A revolução do City, porém, veio mesmo em setembro de 2008, quando mudou novamente de dono: o bilionário dos Emirados Árabes Unidos, Sheik Mansour bin Zayed Al Nahyanm, que adquiriu o clube por 210 milhões de libras. Integrante da Família Real dos Emirados, o dono do City é presidente de fundos de investimento e dono de grupos petrolíferos. Assim como ocorre no PSG, portanto, os investimentos vêm de regiões e governos constantemente acusados de violações aos direitos humanos.

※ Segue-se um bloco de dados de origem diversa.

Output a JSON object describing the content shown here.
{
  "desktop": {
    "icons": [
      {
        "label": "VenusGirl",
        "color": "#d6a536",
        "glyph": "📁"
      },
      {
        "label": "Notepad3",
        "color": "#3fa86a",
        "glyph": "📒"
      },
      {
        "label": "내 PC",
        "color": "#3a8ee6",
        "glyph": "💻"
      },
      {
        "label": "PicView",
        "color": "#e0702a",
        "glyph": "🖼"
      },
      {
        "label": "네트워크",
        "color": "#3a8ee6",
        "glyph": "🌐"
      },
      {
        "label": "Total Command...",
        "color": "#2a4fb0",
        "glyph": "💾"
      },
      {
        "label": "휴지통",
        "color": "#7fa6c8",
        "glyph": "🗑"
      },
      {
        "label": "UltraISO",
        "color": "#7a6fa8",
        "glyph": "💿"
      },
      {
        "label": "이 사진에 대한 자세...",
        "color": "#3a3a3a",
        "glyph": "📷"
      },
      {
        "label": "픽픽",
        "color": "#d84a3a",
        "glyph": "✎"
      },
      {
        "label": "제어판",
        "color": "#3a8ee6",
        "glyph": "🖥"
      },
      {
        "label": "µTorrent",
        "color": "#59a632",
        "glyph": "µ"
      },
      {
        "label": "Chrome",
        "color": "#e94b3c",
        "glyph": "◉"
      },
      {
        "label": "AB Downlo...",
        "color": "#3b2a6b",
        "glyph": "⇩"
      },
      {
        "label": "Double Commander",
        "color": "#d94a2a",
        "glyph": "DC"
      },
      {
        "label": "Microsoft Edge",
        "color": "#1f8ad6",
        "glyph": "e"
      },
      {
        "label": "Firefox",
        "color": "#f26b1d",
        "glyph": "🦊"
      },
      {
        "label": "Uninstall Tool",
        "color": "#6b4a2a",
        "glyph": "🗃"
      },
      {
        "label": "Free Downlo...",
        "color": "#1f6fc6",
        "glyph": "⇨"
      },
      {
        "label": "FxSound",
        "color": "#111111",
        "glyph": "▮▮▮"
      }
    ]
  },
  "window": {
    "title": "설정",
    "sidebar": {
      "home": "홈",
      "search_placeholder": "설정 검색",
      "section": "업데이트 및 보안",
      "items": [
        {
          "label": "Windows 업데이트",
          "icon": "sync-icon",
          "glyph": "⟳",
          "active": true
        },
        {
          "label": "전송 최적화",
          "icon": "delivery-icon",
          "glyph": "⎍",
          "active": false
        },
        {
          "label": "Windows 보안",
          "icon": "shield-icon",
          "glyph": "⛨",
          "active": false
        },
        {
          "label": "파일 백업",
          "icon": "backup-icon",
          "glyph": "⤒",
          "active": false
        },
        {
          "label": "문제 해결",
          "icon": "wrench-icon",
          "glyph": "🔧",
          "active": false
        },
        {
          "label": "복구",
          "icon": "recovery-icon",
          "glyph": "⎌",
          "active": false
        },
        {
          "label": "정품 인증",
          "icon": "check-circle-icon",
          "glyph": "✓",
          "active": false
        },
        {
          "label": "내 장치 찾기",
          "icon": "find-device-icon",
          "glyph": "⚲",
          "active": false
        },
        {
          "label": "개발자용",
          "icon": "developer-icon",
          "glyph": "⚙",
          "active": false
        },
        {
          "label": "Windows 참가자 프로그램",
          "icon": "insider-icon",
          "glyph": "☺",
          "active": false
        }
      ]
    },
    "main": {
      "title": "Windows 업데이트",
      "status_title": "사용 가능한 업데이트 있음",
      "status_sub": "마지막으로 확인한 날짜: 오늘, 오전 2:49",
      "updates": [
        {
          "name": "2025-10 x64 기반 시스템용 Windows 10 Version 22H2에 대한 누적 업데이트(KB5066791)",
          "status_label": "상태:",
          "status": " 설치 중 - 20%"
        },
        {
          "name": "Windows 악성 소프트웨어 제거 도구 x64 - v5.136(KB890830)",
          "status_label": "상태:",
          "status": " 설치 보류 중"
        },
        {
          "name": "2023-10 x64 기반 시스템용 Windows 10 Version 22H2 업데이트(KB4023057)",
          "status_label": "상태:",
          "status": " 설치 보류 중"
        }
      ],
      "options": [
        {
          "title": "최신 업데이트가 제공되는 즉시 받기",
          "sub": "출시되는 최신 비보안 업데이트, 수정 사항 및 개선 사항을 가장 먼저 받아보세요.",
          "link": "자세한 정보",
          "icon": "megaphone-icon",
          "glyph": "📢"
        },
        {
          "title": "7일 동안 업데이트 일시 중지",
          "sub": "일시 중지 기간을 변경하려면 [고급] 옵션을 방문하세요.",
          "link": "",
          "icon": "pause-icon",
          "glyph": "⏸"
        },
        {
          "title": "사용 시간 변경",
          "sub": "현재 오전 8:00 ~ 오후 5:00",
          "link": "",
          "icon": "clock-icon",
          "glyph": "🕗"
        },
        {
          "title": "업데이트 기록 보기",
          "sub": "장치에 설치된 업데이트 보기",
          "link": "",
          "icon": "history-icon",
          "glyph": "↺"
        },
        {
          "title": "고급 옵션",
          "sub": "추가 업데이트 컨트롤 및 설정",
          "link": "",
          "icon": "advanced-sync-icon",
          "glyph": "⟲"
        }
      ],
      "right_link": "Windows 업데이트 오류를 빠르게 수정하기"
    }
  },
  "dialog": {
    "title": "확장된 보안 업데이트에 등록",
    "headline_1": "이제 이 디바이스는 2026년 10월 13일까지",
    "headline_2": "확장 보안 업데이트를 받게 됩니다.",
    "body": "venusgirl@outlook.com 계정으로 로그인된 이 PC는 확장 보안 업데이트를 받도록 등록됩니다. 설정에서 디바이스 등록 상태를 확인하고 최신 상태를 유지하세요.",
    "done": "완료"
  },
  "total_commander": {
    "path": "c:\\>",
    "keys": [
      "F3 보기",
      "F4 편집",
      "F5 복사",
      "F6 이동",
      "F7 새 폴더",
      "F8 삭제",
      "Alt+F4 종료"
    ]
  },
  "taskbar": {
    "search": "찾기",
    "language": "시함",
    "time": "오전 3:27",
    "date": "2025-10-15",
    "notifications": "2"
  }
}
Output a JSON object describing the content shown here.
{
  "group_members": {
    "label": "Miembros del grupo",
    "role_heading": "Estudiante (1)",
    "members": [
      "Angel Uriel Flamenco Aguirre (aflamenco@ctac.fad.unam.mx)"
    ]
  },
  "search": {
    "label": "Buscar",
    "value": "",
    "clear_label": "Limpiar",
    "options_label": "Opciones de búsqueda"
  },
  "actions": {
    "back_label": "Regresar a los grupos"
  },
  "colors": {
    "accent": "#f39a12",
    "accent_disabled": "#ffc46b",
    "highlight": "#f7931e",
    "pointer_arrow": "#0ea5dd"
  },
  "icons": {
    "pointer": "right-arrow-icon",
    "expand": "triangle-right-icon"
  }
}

A primeira leva de contratados badalados de bin Zayed Al Nahyanm incluiu outros atletas com passagens pela seleção brasileira: Robinho e Jô. Depois, chegaram estrelas do calibre de Tevez, Balotelli e Aguero. Em 2011, veio a primeira conquista, da FA Cup. Já o título do Campeonato Inglês, o terceiro de sua história, primeiro desde 1968, veio em 2012 de maneira épica, com gols nos acréscimos de Edin Dzeko e Aguero, contra o Queens Park Rangers, deixando o maior rival Manchester United com o vice. O resto é história – uma história que começou, de forma mais humilde, com a chegada de Elano há 14 anos. Relembre, na matéria abaixo:
TUDO AZUL
Rafael Maranhão e Sujay Dutt, de Manchester
Após anos à sombra do rival United, os torcedores do Manchester City voltam a ter motivos para sorrir embalados pela Elanomania
A imagem de Manchester está tão associada à cor vermelha e ao sobrenome United que em alguns lugares, como o Brasil, o clube de Cristiano Ronaldo e Wayne Rooney é muitas vezes tratado como “o Manchester”. Mas, na cidade inglesa, o vermelho divide espaço de igual para igual com o azul. O nome de Manchester batiza tanto o United quanto o City. Ali são Reds de um lado e Blues do outro. E neste lado não há Ronaldo, Rooney ou Carlitos Tevez. Há apenas Elano. “Ele é brilhante, um jogador que está entre os melhores do mundo. Não é todo dia que temos alguém como ele por aqui”, diz o torcedor Mark Merriman na entrada do estádio City of Manchester, com o número 11 e o nome do brasileiro nas costas de sua camisa azul
Para os torcedores do City, essa tem sido uma temporada especial. Na Inglaterra, eles sempre foram associados a uma imagem desafortunada. Nas últimas duas décadas, porém, a torcida acentuou um complexo de inferioridade graças aos maus resultados e, principalmente, ao sucesso do rival. O time de Elano tem feito os azuis sonharem com dias melhores e olhar o United de igual para igual. Ou quase. “Na temporada passada nós brigamos contra o rebaixamento e passamos seis meses sem fazer um gol dentro de casa. Agora, já fomos líderes do campeonato e estamos entre os melhores. Não dá para ser melhor do que isso”, diz Mark. Elano acha que dá, e contagia alguns companheiros. Numa ilha que presta pouca atenção no que se passa à sua volta, o brasileiro era um desconhecido de torcedores e da maior parte da imprensa inglesa. Mas não dos jogadores. “Quando ouvi que ele estava vindo para o clube, pensei: “Como conseguimos trazê-lo tão rapidamente?” Elano não é apenas um grande jogador, é também uma pessoa sensacional. Mesmo sem falar inglês bem, ele brinca com todo mundo e já fez vários amigos”, escreveu o lateral-direito Micah Richards no site da BBC.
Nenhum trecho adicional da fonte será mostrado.